In this blog, our head of volunteer engagement Kate reflects on the structural racism and inequalities in the UK criminal justice system, and how Sing Inside is positioning itself to work for positive change.

Image credit: www.blackhistorymonth.org.uk


The theme for Black History Month 2021 is ‘Proud to Be’, and there have been celebrations across all sectors honouring the often-unheralded accomplishments of Black Britons throughout our history. Catherine Ross, Black History Month Editor, wants this theme to give focus to celebration, ‘to inspire and share the pride people have in their heritage and culture’. Along with celebration must necessarily come acknowledgement and denunciation of Britain’s past of colonisation and slavery, and of the institutional and structural racism that remains embedded in British society today. The criminal justice system is one of the areas of society in which structural racism and racial inequalities are most forcefully present: individuals from racially minoritised backgrounds are overrepresented at every stage of the criminal justice process, from stop-and-search figures and arrest rates through to the prison population (Lammy, 2017):


27% of the prison population is from an ethnic minority group, compared to only 13% of the wider population (UK Prison Population Statistics, 2020, p. 11).
Over 40% of young people in custody are from BAME backgrounds (Lammy, 2017, p. 3).
People who identify as Black comprise only 3% of the general population but 13% of adult prisoners and 20% of children in custody (Lammy, 2017, p. 3).
Gypsies, Roma and Irish Travellers represent 0.1% of the population, but are estimated to account for 5% of male prisoners and 12% of children in Secure Training Centre.

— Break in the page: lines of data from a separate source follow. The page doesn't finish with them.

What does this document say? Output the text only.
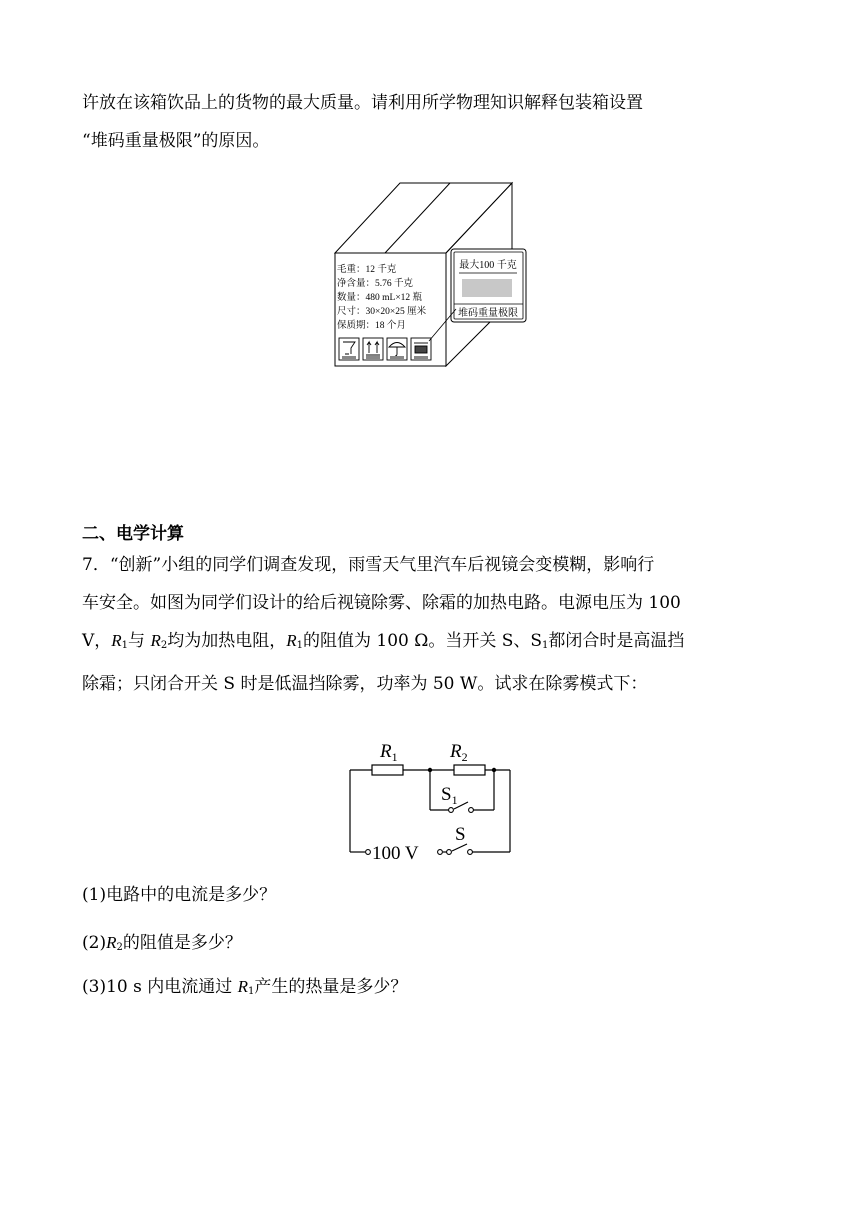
许放在该箱饮品上的货物的最大质量。请利用所学物理知识解释包装箱设置
“堆码重量极限”的原因。
毛重：12 千克
净含量：5.76 千克
数量：480 mL×12 瓶
尺寸：30×20×25 厘米
保质期：18 个月
最大100 千克
堆码重量极限
二、电学计算
7．“创新”小组的同学们调查发现，雨雪天气里汽车后视镜会变模糊，影响行
车安全。如图为同学们设计的给后视镜除雾、除霜的加热电路。电源电压为 100
V，$R_1$与 $R_2$均为加热电阻，$R_1$的阻值为 100 Ω。当开关 S、$S_1$都闭合时是高温挡
除霜；只闭合开关 S 时是低温挡除雾，功率为 50 W。试求在除雾模式下：
$R_1$	$R_2$
$S_1$
S
100 V
(1)电路中的电流是多少？
$(2)R_2$的阻值是多少？
(3)10 s 内电流通过 $R_1$产生的热量是多少？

The statistics above are just a few examples of the significant racial disproportionality at all stages of the criminal justice system. Structural racial inequalities have been found again and again in reports and research, which is one of the reasons it was so disappointing that the recent Commission on Race and Ethnic Disparities Report (2021) failed to acknowledge this (see our statement on the race report here).


It is vital for us at Sing Inside to understand the scope of the problems within which we are situated. We are committed to becoming an anti-racist organisation:


  • we have reviewed our musical policies to ensure we teach music by a wider range of artists and in a more accessible way;

  • our senior team has undertaken anti-discrimination training with Strawberry Words;

  • we are improving our volunteer recruitment processes;


This work comes at a key moment for Sing Inside as we form our first three-year strategy, due to run from 2022-2025, and we are embedding anti-racism into our goals and future planning (read more about our efforts here). As part of this process, we have recently redrafted our statement of Values to emphasise more explicitly our anti-racist focus, and in these we write:


‘We will strive to use any power and influence we have through our work to pursue this goal. We want our workshops to set an example of the incredible power that genuinely inclusive and anti-racist ways of working can have.’

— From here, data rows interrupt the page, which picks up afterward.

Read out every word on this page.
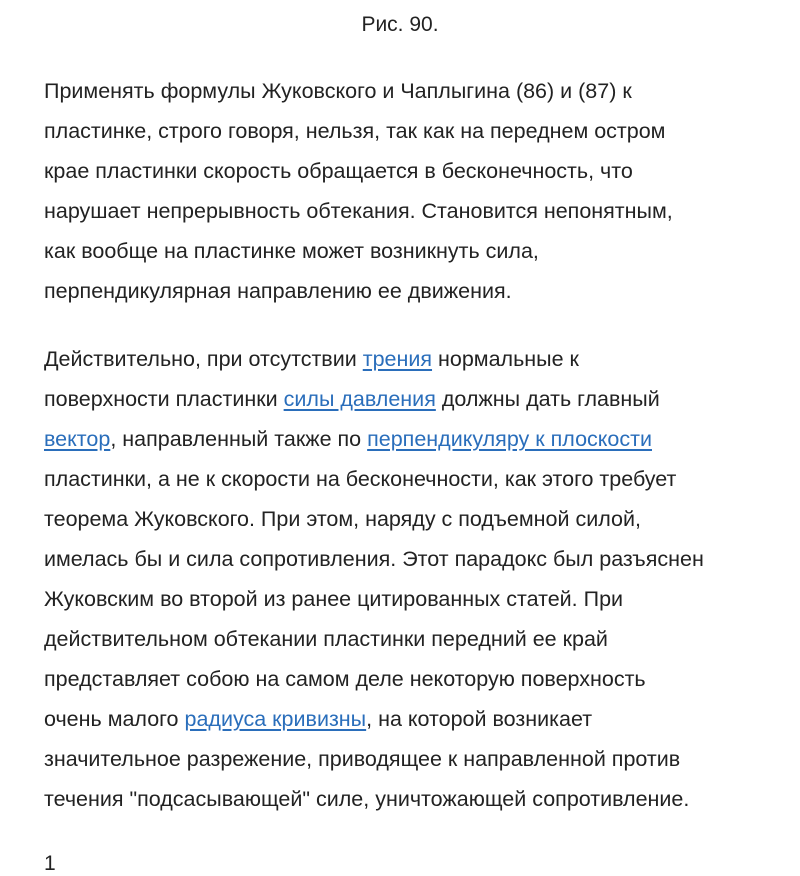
Рис. 90.

Применять формулы Жуковского и Чаплыгина (86) и (87) к
пластинке, строго говоря, нельзя, так как на переднем остром
крае пластинки скорость обращается в бесконечность, что
нарушает непрерывность обтекания. Становится непонятным,
как вообще на пластинке может возникнуть сила,
перпендикулярная направлению ее движения.

Действительно, при отсутствии трения нормальные к
поверхности пластинки силы давления должны дать главный
вектор, направленный также по перпендикуляру к плоскости
пластинки, а не к скорости на бесконечности, как этого требует
теорема Жуковского. При этом, наряду с подъемной силой,
имелась бы и сила сопротивления. Этот парадокс был разъяснен
Жуковским во второй из ранее цитированных статей. При
действительном обтекании пластинки передний ее край
представляет собою на самом деле некоторую поверхность
очень малого радиуса кривизны, на которой возникает
значительное разрежение, приводящее к направленной против
течения "подсасывающей" силе, уничтожающей сопротивление.

1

While we are a small part of a big system, we are determined that wherever we can make a difference we must be striving to do so, and always be ambitious and reflect on our practice. We have a responsibility as a charity working within this sector to ensure we are utilising our positionality within the wider criminal justice arena to bring about positive change.


The Lammy Review (2017) made 35 clear, achievable and measurable recommendations to the government and criminal justice agencies to reduce inequalities in the criminal justice system, and before this, the Macpherson review (1999) made 70 such recommendations. The majority of these recommendations remain unimplemented, and the government’s current proposals on sentencing, by its own assessment, will only make the problem worse (Dawson, 2021). At Sing Inside, we stand in solidarity with organisations and individuals who are working to implement these recommendations to reduce structural racial inequalities throughout the criminal justice system, including the Prison Reform Trust, EQUAL, and the Runnymede Trust. We are only one small part of the picture, and we firmly believe that we will not have a fair and equal criminal justice system if the government and other changemakers do not commit to profound structural changes: this is the only way that racial inequality can be fully eradicated.